Before he knew what was going on, the woman was reaching into her purse. Nicholas reflexively swung his weapon back toward her, ready to fire.
But she wasn’t reaching for a gun. From her purse she produced an old photograph and pressed it up against the window. He now realized why the woman standing there was so familiar to him.
Lowering his pistol, he reached behind him with his left hand and hit the unlock button.
As soon as she saw the lock pop up, the woman opened her door and climbed in. “I can explain everything,” she said, before Nicholas even had a chance to speak, “but we need to go.
CHAPTER 12
BASQUE PYRENEES
SPAIN
WEDNESDAY
The sun had just begun to rise when the knock fell upon the door. “It’s open,” Harvath said from the stove. He didn’t bother to turn around. He knew who it was.
A Basque man in his early forties stepped quietly inside and shut the door behind him.
“There’s coffee on the table.”
The man walked over and pulled out a chair. Sitting down, he withdrew a pack of cigarettes from his pocket, shook one out, and lit it up. “It looks like I’m right on time.”
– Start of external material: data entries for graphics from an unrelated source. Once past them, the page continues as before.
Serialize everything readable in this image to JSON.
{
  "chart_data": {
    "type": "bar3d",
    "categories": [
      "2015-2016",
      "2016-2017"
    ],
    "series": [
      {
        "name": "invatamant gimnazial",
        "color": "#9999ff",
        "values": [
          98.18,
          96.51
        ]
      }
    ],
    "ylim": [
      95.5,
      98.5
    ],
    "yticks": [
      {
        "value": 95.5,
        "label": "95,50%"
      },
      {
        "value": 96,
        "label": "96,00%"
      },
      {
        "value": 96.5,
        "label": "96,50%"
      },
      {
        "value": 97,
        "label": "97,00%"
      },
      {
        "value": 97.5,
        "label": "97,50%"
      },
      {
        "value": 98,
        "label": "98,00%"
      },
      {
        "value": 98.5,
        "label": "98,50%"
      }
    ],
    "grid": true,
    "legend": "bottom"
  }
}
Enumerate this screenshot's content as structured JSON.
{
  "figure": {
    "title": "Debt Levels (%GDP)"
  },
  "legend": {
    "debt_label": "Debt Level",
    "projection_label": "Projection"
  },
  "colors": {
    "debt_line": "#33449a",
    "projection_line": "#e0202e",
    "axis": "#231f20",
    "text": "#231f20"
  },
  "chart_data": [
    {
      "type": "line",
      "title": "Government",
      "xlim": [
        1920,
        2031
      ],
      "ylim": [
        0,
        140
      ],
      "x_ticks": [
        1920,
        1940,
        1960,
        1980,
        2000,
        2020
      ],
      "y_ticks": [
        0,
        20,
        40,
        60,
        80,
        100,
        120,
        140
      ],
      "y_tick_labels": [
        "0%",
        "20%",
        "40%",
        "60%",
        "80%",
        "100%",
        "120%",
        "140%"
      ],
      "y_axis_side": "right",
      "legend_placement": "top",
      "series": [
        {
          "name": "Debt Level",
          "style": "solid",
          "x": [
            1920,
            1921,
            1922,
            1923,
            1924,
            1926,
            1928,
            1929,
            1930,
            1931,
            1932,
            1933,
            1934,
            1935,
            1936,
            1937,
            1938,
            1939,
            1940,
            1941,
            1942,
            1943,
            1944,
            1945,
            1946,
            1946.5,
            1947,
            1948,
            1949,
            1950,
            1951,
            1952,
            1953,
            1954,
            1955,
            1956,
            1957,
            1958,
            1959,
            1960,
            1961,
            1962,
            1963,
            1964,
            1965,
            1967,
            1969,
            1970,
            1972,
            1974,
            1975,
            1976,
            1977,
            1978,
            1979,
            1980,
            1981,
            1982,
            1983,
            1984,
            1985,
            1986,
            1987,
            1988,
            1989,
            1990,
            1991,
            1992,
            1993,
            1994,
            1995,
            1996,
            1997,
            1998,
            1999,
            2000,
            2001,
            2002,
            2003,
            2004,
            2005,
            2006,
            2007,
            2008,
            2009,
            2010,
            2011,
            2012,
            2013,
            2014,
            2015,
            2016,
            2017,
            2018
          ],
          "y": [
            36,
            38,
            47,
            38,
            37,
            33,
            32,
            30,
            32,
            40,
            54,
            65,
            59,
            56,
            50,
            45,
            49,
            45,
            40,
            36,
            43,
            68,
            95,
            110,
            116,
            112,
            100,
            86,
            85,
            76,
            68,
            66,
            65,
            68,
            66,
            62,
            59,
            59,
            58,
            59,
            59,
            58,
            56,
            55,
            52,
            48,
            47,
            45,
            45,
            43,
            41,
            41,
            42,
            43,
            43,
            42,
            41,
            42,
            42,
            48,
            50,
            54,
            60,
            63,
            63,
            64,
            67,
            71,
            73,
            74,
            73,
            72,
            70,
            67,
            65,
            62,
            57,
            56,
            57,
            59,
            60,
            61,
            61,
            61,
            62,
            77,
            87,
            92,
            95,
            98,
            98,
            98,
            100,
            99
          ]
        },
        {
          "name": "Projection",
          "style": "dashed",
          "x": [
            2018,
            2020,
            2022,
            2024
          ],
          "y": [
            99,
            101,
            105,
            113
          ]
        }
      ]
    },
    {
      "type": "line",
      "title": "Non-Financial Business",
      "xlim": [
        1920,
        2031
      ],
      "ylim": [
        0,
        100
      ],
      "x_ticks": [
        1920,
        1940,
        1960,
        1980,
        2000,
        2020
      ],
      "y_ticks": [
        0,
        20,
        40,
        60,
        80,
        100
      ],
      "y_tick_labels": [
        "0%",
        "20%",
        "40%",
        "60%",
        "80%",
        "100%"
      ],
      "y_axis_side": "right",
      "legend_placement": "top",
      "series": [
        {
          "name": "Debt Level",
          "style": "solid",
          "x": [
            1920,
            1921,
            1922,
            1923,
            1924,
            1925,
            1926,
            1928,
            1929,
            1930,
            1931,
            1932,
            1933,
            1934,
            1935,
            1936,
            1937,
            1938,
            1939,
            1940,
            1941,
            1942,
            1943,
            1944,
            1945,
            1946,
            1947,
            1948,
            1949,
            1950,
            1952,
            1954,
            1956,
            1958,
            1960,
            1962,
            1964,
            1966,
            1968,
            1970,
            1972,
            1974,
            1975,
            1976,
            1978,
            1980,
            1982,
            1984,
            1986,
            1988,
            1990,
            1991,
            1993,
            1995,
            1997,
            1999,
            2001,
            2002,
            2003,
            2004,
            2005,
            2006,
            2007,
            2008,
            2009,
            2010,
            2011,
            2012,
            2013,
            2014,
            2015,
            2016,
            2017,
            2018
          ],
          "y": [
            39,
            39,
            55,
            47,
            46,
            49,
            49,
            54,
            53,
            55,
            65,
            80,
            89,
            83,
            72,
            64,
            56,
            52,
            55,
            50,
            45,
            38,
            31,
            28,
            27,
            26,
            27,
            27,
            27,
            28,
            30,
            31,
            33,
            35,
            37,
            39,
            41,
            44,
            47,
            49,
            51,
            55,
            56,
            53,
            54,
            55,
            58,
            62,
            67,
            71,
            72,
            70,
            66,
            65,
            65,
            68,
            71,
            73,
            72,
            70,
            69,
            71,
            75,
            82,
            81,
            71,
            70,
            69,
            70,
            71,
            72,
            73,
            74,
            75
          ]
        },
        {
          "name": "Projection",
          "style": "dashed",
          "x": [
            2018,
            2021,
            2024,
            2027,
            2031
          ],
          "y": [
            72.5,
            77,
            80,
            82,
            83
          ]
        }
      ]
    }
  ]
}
He had dark hair and a clean-shaven face. His serene countenance was juxtaposed by his impeccable, military-style posture and a pair of brown eyes that seemed a little too alert for a man of his profession.
“I heard the dogs as your horse got near,” Harvath said as he approached the table with a pan and spatula. “I hope you like eggs, Father.”
The priest took a deep drag on his cigarette and held the smoke in his lungs for a moment before releasing it into the air and nodding.